Procédure devant la Cour :
Par une requête enregistrée le 30 mars 2022 M. B..., représenté par
Me Chemouilli, demande à la Cour :
1°) d'annuler ce jugement du Tribunal administratif de Melun du 25 février 2022 ;
2°) d'annuler l'arrêté du 18 avril 2021 par lequel le préfet de police l'a obligé à quitter le territoire français sans délai, a fixé le pays à destination duquel il pourra être éloigné d'office et l'a interdit de retour pour une durée de 24 mois ;
3°) d'enjoindre à l'autorité administrative compétente de lui délivrer un titre de séjour dans le délai de trois mois à compter de la notification du présent arrêt, sous astreinte de 80 euros par jour de retard ;
4°) de mettre à la charge de l'État une somme de 2 000 euros en application de l'article L. 761-1 du code de justice administrative.
Il soutient que :
- le tribunal a à tort rejeté le moyen tiré de la méconnaissance des stipulations de l'article 6-1 de l'accord franco-algérien comme inopérant à l'encontre d'une obligation de quitter le territoire français, alors que sa résidence en France depuis plus de dix ans aurait tout de même dû être prise en compte, que sa demande était aussi dirigée contre l'interdiction de retour sur le territoire français d'une durée de vingt-quatre mois, et enfin que le jugement du tribunal l'empêche de déposer la demande de titre de séjour auquel il a droit en application de l'article 6-1 de l'accord franco-algérien ;
- l'arrêté attaqué méconnait aussi les stipulations de l'article 6-5 de l'accord franco-algérien, de l'article 8 de la convention européenne de sauvegarde des droits de l'homme et des libertés fondamentales et de l'article 3-1 de la convention internationale des droits de l'enfant, dès lors qu'il justifie de sa vie commune, en France, avec une de ses compatriotes, titulaire d'un certificat de résidence d'algérien d'une durée de dix ans, et leur fille, née le
7 janvier 2018.
Par un mémoire en défense, enregistré le 18 novembre 2022, le préfet de police demande à la Cour de rejeter la requête.
Il soutient que :
- les moyens de la requête ne sont pas fondés.
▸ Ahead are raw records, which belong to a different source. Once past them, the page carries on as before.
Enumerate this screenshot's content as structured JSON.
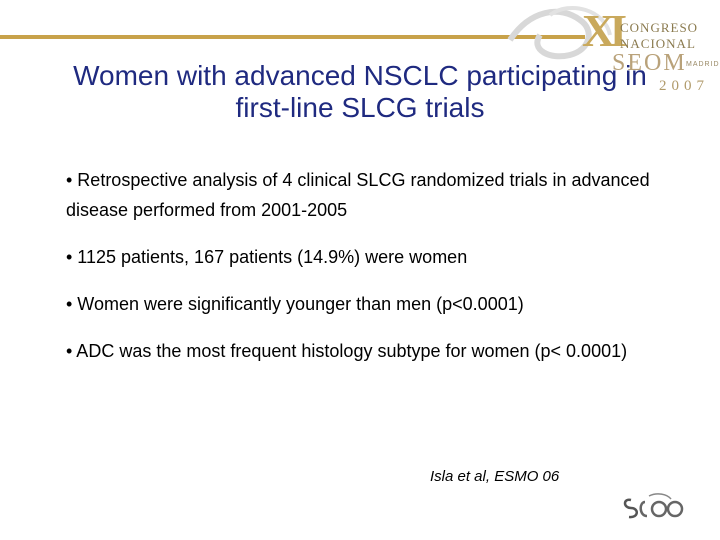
{
  "slide": {
    "title_line1": "Women with advanced NSCLC participating in",
    "title_line2": "first-line SLCG trials",
    "bullets": [
      "• Retrospective analysis of 4 clinical SLCG randomized trials in advanced disease performed from 2001-2005",
      "• 1125 patients, 167 patients (14.9%) were women",
      "• Women were significantly younger than men (p<0.0001)",
      "• ADC was the most frequent histology subtype for women (p< 0.0001)"
    ],
    "citation": "Isla et al, ESMO 06"
  },
  "logo": {
    "numeral": "XI",
    "congreso": "CONGRESO",
    "nacional": "NACIONAL",
    "seom": "SEOM",
    "city": "MADRID",
    "year": "2007"
  },
  "colors": {
    "title": "#1f2a80",
    "accent": "#c8a24a"
  }
}
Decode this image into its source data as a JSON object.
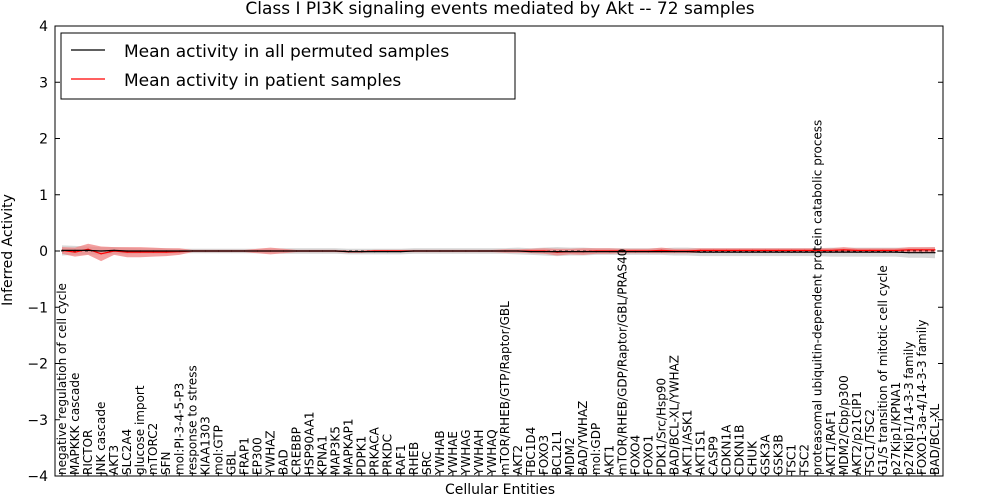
{
  "chart_data": {
    "type": "line",
    "title": "Class I PI3K signaling events mediated by Akt -- 72 samples",
    "xlabel": "Cellular Entities",
    "ylabel": "Inferred Activity",
    "ylim": [
      -4,
      4
    ],
    "yticks": [
      -4,
      -3,
      -2,
      -1,
      0,
      1,
      2,
      3,
      4
    ],
    "ytick_labels": [
      "−4",
      "−3",
      "−2",
      "−1",
      "0",
      "1",
      "2",
      "3",
      "4"
    ],
    "legend": {
      "placement": "top-left",
      "entries": [
        {
          "label": "Mean activity in all permuted samples",
          "color": "#000000"
        },
        {
          "label": "Mean activity in patient samples",
          "color": "#ff0000"
        }
      ]
    },
    "categories": [
      "negative regulation of cell cycle",
      "MAPKKK cascade",
      "RICTOR",
      "JNK cascade",
      "AKT3",
      "SLC2A4",
      "glucose import",
      "mTORC2",
      "SFN",
      "mol:PI-3-4-5-P3",
      "response to stress",
      "KIAA1303",
      "mol:GTP",
      "GBL",
      "FRAP1",
      "EP300",
      "YWHAZ",
      "BAD",
      "CREBBP",
      "HSP90AA1",
      "KPNA1",
      "MAP3K5",
      "MAPKAP1",
      "PDPK1",
      "PRKACA",
      "PRKDC",
      "RAF1",
      "RHEB",
      "SRC",
      "YWHAB",
      "YWHAE",
      "YWHAG",
      "YWHAH",
      "YWHAQ",
      "mTOR/RHEB/GTP/Raptor/GBL",
      "AKT2",
      "TBC1D4",
      "FOXO3",
      "BCL2L1",
      "MDM2",
      "BAD/YWHAZ",
      "mol:GDP",
      "AKT1",
      "mTOR/RHEB/GDP/Raptor/GBL/PRAS40",
      "FOXO4",
      "FOXO1",
      "PDK1/Src/Hsp90",
      "BAD/BCL-XL/YWHAZ",
      "AKT1/ASK1",
      "AKT1S1",
      "CASP9",
      "CDKN1A",
      "CDKN1B",
      "CHUK",
      "GSK3A",
      "GSK3B",
      "TSC1",
      "TSC2",
      "proteasomal ubiquitin-dependent protein catabolic process",
      "AKT1/RAF1",
      "MDM2/Cbp/p300",
      "AKT2/p21CIP1",
      "TSC1/TSC2",
      "G1/S transition of mitotic cell cycle",
      "p27Kip1/KPNA1",
      "p27Kip1/14-3-3 family",
      "FOXO1-3a-4/14-3-3 family",
      "BAD/BCL-XL"
    ],
    "series": [
      {
        "name": "Mean activity in all permuted samples",
        "color": "#000000",
        "values": [
          0.01,
          0.01,
          0.01,
          0.0,
          0.01,
          0.0,
          0.0,
          0.0,
          0.0,
          0.0,
          0.0,
          0.0,
          0.0,
          0.0,
          0.0,
          0.0,
          0.0,
          0.0,
          0.0,
          0.0,
          0.0,
          0.0,
          -0.01,
          -0.01,
          -0.01,
          -0.01,
          -0.01,
          0.0,
          0.0,
          0.0,
          0.0,
          0.0,
          0.0,
          0.0,
          0.0,
          0.0,
          -0.01,
          -0.01,
          -0.01,
          -0.01,
          -0.01,
          -0.01,
          -0.01,
          -0.01,
          -0.01,
          -0.01,
          -0.01,
          -0.01,
          -0.01,
          -0.02,
          -0.02,
          -0.02,
          -0.02,
          -0.02,
          -0.02,
          -0.02,
          -0.02,
          -0.02,
          -0.02,
          -0.02,
          -0.02,
          -0.02,
          -0.02,
          -0.02,
          -0.02,
          -0.03,
          -0.03,
          -0.03
        ],
        "band": [
          0.09,
          0.08,
          0.07,
          0.07,
          0.06,
          0.06,
          0.05,
          0.05,
          0.05,
          0.04,
          0.04,
          0.04,
          0.04,
          0.04,
          0.04,
          0.04,
          0.04,
          0.05,
          0.05,
          0.05,
          0.05,
          0.05,
          0.05,
          0.05,
          0.05,
          0.05,
          0.05,
          0.05,
          0.05,
          0.05,
          0.05,
          0.05,
          0.05,
          0.05,
          0.05,
          0.06,
          0.06,
          0.07,
          0.08,
          0.07,
          0.07,
          0.06,
          0.06,
          0.06,
          0.06,
          0.06,
          0.06,
          0.07,
          0.07,
          0.07,
          0.07,
          0.07,
          0.07,
          0.07,
          0.07,
          0.07,
          0.07,
          0.07,
          0.07,
          0.08,
          0.08,
          0.08,
          0.08,
          0.08,
          0.08,
          0.09,
          0.09,
          0.1
        ]
      },
      {
        "name": "Mean activity in patient samples",
        "color": "#ff0000",
        "values": [
          0.01,
          -0.02,
          0.03,
          -0.05,
          0.0,
          -0.02,
          -0.02,
          -0.02,
          -0.02,
          -0.01,
          0.0,
          0.0,
          0.0,
          0.0,
          0.0,
          0.0,
          0.0,
          0.0,
          0.0,
          0.0,
          0.0,
          0.0,
          -0.01,
          -0.01,
          0.0,
          0.0,
          0.0,
          0.0,
          0.0,
          0.0,
          0.0,
          0.0,
          0.0,
          0.0,
          0.0,
          0.0,
          0.0,
          0.0,
          -0.02,
          -0.01,
          -0.01,
          0.0,
          0.0,
          0.0,
          0.0,
          0.0,
          0.01,
          0.0,
          0.0,
          0.01,
          0.01,
          0.01,
          0.01,
          0.01,
          0.01,
          0.01,
          0.01,
          0.01,
          0.01,
          0.01,
          0.02,
          0.01,
          0.01,
          0.01,
          0.01,
          0.02,
          0.02,
          0.02
        ],
        "band": [
          0.06,
          0.08,
          0.1,
          0.13,
          0.07,
          0.09,
          0.09,
          0.08,
          0.07,
          0.06,
          0.02,
          0.02,
          0.02,
          0.02,
          0.02,
          0.04,
          0.06,
          0.04,
          0.02,
          0.02,
          0.02,
          0.02,
          0.02,
          0.02,
          0.02,
          0.02,
          0.02,
          0.02,
          0.02,
          0.02,
          0.02,
          0.02,
          0.02,
          0.02,
          0.03,
          0.03,
          0.04,
          0.05,
          0.06,
          0.05,
          0.06,
          0.05,
          0.05,
          0.04,
          0.04,
          0.04,
          0.05,
          0.04,
          0.04,
          0.04,
          0.04,
          0.04,
          0.04,
          0.04,
          0.04,
          0.04,
          0.04,
          0.04,
          0.04,
          0.04,
          0.05,
          0.04,
          0.04,
          0.04,
          0.04,
          0.05,
          0.05,
          0.05
        ]
      }
    ]
  }
}
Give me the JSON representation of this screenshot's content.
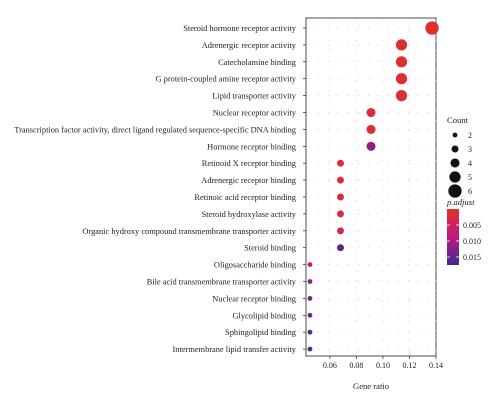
{
  "chart_data": {
    "type": "scatter",
    "xlabel": "Gene ratio",
    "ylabel": "",
    "xlim": [
      0.042,
      0.14
    ],
    "x_ticks": [
      0.06,
      0.08,
      0.1,
      0.12,
      0.14
    ],
    "x_tick_labels": [
      "0.06",
      "0.08",
      "0.10",
      "0.12",
      "0.14"
    ],
    "grid": true,
    "categories": [
      "Steroid hormone receptor activity",
      "Adrenergic receptor activity",
      "Catecholamine binding",
      "G protein-coupled amine receptor activity",
      "Lipid transporter activity",
      "Nuclear receptor activity",
      "Transcription factor activity, direct ligand regulated sequence-specific DNA binding",
      "Hormone receptor binding",
      "Retinoid X receptor binding",
      "Adrenergic receptor binding",
      "Retinoic acid receptor binding",
      "Steroid hydroxylase activity",
      "Organic hydroxy compound transmembrane transporter activity",
      "Steroid binding",
      "Oligosaccharide binding",
      "Bile acid transmembrane transporter activity",
      "Nuclear receptor binding",
      "Glycolipid binding",
      "Sphingolipid binding",
      "Intermembrane lipid transfer activity"
    ],
    "points": [
      {
        "gene_ratio": 0.137,
        "count": 6,
        "p_adjust": 0.0003
      },
      {
        "gene_ratio": 0.114,
        "count": 5,
        "p_adjust": 0.0008
      },
      {
        "gene_ratio": 0.114,
        "count": 5,
        "p_adjust": 0.0008
      },
      {
        "gene_ratio": 0.114,
        "count": 5,
        "p_adjust": 0.0012
      },
      {
        "gene_ratio": 0.114,
        "count": 5,
        "p_adjust": 0.0012
      },
      {
        "gene_ratio": 0.091,
        "count": 4,
        "p_adjust": 0.0015
      },
      {
        "gene_ratio": 0.091,
        "count": 4,
        "p_adjust": 0.0015
      },
      {
        "gene_ratio": 0.091,
        "count": 4,
        "p_adjust": 0.0118
      },
      {
        "gene_ratio": 0.068,
        "count": 3,
        "p_adjust": 0.0018
      },
      {
        "gene_ratio": 0.068,
        "count": 3,
        "p_adjust": 0.002
      },
      {
        "gene_ratio": 0.068,
        "count": 3,
        "p_adjust": 0.0022
      },
      {
        "gene_ratio": 0.068,
        "count": 3,
        "p_adjust": 0.0025
      },
      {
        "gene_ratio": 0.068,
        "count": 3,
        "p_adjust": 0.003
      },
      {
        "gene_ratio": 0.068,
        "count": 3,
        "p_adjust": 0.0155
      },
      {
        "gene_ratio": 0.045,
        "count": 2,
        "p_adjust": 0.0088
      },
      {
        "gene_ratio": 0.045,
        "count": 2,
        "p_adjust": 0.0128
      },
      {
        "gene_ratio": 0.045,
        "count": 2,
        "p_adjust": 0.0138
      },
      {
        "gene_ratio": 0.045,
        "count": 2,
        "p_adjust": 0.0145
      },
      {
        "gene_ratio": 0.045,
        "count": 2,
        "p_adjust": 0.0155
      },
      {
        "gene_ratio": 0.045,
        "count": 2,
        "p_adjust": 0.016
      }
    ],
    "legend": {
      "placement": "right",
      "size_title": "Count",
      "size_values": [
        2,
        3,
        4,
        5,
        6
      ],
      "size_labels": [
        "2",
        "3",
        "4",
        "5",
        "6"
      ],
      "color_title": "p.adjust",
      "color_ticks": [
        0.005,
        0.01,
        0.015
      ],
      "color_tick_labels": [
        "0.005",
        "0.010",
        "0.015"
      ],
      "color_range": [
        0.0,
        0.0175
      ],
      "color_low": "#e0312b",
      "color_mid": "#c2187f",
      "color_high": "#3a2c8f"
    }
  }
}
Vu les autres pièces du dossier.
Vu :
- la convention européenne de sauvegarde des droits de l'homme et des libertés fondamentales ;
- la convention de New York du 26 janvier 1990 relative aux droits de l'enfant ;
- l'accord franco-algérien du 17 septembre 1968 modifié ;
- le code de justice administrative.
Le président de la formation de jugement a dispensé la rapporteure publique, sur sa proposition, de prononcer des conclusions à l'audience.
Les parties ont été régulièrement averties du jour de l'audience.
Le rapport de Mme C... a été entendu au cours de l'audience publique.
Considérant ce qui suit :
1. M. B..., ressortissant algérien, né le 26 mars 1990 à Ain Taya (Algérie), est entré en France le 15 août 2010 selon ses déclarations. Il a fait l'objet d'obligations de quitter le territoire français, en 2011 après le rejet de sa demande de titre de séjour pour raison de santé, en 2015 après un nouveau refus de titre de séjour, en 2017 après avoir été interpellé lors d'un contrôle d'identité, et en 2019 après avoir été interpellé pour des faits de vol en réunion, et il semble s'être néanmoins maintenu sur le territoire français. Il a de nouveau été interpellé le 17 avril 2021 pour des faits de recel et a été placé en garde à vue. Puis, par arrêté du 18 avril 2021, le préfet de police a prononcé à son encontre une nouvelle obligation de quitter le territoire français sans délai en application du I de l'article L. 511-1 du code de l'entrée et du séjour des étrangers et du droit d'asile, a fixé le pays à destination duquel il pourra être éloigné d'office et a prononcé une interdiction de retour pour une durée de 24 mois.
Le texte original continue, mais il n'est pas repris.